Disagreeing with the beliefs of those you love shouldn't jeopardize your relationships. We must acknowledge that no one is perfect; everyone has flaws, some of which are more serious than others. Some people have a rapist murderer for a father; some people have alcoholics, some have mental illness in the family, some have verbally abusive mothers (me). You are a separate person from all your family, and as you mature and go to college and graduate and support yourself and move away, you'll begin to see your family members objectively, through the eyes of other people you know, through the eyes of what is right, and love and appreciate them even for their wrongs. They can't be that bad. They did raise a beautiful person like you. :o)



Friends, on the other hand ... you have a right to yell at them and ask them to shut up, at least when they're around you.



Are you offended by friends/family racist comments?

i think we all habour some form of discriminatory views and feel safe to express them in the presence of family and friends. however it is definately wrong and we all know it is wrong, i personally make a point of telling family or friends when they cross the line of racism, but you dont have to go screaming and shouting, just try and talk through it like adults, sometimes calm and restraint is needed in such sensitive topics, you may even sway there opinions and please don't let the fear overshadow what you and everybody else knows is wrong.
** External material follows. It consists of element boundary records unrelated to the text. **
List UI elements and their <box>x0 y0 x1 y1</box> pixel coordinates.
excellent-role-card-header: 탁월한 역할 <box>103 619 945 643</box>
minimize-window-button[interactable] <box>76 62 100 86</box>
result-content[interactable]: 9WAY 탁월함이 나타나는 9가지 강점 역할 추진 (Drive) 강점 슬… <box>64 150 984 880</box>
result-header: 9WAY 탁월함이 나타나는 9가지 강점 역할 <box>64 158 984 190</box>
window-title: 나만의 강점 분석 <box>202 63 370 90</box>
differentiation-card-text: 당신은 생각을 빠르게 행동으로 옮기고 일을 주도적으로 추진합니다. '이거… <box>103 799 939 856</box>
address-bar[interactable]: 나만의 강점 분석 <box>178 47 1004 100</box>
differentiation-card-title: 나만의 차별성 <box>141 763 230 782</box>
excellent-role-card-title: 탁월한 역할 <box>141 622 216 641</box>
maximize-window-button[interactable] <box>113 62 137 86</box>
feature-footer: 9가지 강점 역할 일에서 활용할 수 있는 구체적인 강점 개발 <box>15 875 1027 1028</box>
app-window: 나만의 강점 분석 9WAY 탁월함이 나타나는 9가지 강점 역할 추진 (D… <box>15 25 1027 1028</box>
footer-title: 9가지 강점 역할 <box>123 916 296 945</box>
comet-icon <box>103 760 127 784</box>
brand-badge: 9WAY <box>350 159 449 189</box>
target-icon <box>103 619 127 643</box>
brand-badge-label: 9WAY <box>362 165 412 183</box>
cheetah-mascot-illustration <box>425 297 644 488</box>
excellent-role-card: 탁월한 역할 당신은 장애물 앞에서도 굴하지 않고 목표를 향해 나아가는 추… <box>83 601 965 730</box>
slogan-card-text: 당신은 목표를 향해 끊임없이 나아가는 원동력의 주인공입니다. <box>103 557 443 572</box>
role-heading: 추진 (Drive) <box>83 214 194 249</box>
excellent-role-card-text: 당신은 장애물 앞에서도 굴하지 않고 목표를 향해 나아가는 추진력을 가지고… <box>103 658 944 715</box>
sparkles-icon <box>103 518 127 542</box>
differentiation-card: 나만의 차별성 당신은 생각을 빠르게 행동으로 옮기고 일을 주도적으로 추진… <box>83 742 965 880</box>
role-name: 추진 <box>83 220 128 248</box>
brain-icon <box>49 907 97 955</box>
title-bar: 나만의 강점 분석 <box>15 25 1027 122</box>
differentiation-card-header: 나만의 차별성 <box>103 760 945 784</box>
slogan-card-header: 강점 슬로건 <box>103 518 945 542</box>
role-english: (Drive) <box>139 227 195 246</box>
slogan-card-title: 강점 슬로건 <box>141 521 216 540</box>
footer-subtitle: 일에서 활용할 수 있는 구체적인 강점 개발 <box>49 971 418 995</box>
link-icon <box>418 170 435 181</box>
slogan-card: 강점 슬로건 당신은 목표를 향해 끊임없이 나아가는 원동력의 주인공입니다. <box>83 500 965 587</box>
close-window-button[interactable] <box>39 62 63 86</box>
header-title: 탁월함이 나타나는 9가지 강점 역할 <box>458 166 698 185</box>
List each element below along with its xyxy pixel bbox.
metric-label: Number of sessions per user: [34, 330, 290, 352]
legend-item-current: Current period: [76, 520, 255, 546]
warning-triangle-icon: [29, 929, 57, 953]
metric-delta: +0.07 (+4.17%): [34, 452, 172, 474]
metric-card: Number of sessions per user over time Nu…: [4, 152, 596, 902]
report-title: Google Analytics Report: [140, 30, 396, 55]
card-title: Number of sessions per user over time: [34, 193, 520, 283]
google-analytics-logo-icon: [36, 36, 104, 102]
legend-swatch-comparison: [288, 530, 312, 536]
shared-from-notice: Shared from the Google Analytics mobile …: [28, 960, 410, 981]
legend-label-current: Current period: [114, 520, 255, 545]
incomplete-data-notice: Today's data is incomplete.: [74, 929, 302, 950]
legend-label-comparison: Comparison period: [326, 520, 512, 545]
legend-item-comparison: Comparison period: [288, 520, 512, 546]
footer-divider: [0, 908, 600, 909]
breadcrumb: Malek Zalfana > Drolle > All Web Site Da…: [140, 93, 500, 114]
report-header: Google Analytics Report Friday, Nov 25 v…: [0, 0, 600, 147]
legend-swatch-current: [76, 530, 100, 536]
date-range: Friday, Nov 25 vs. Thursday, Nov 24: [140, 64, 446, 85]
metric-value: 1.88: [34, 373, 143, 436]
Are you offended by friends/family racist comments?

Rarely as I am often the one making observations on and drawing conclusions about the attributes and behaviour of various races.



I have a Chinese friend, married to an Englishman and they are among the most racist people that I know.



I see the lefties resort to the old chestnut that racism is born out of ignorance. Reality is far from this. Racism is born out of experience and knowledge. Even a basic knowledge of the history, development, scientific and technological achievements of the different races will cause the thinking person to conclude that there are fundamental and material differences between the races.



Are you offended by friends/family racist comments?

it very much depends if my children are there or not. if they are i remind who ever it is that i don't appreciate them speaking like that in front of my children. as they are young and therefore influenced by those who they care about around them. if they aren't there and i have previously told them i will let them know i will not condone their statement.



Are you offended by friends/family racist comments?

I was lucky enough to be born to a family that disapproves of racism. However, some forms of racism are subtle enough that people don't realize they're reflecting a racist belief (I've caught, rooted out a few in myself over the years). Sometimes I hear something that I get a bad feeling about, but its hard to pin down what exactly was wrong with it, and then how to talk about it, how to convince someone that its real. I think most racism among white people in America is now pretty subtle, unconscious (and sometimes takes the form of self-hatred, like some Germans after WW2).



ever hear the phrase "a little knowledge is dangerous"?



people often think they understand more than they do.



racism is born not out of total vaccuum, but out of *some* experience, from which people draw conclusions that are way too broad, or are a result of culture not genetics.



behavior is cultural. appearance is genetic. a few things - like hairstyles - celebrate elements of both.



Its especially confusing in America, where race and culture are tied together so tightly that most of us don't understand the difference.



One example: in America, talking to a person on the phone you can usually tell what race a person is. In Britain, talking on the phone you can usually tell what their income level is. In most of the world, cultural differences reflect many things other than race.



Are you offended by friends/family racist comments?

I think it is funny!!



Are you offended by friends/family racist comments?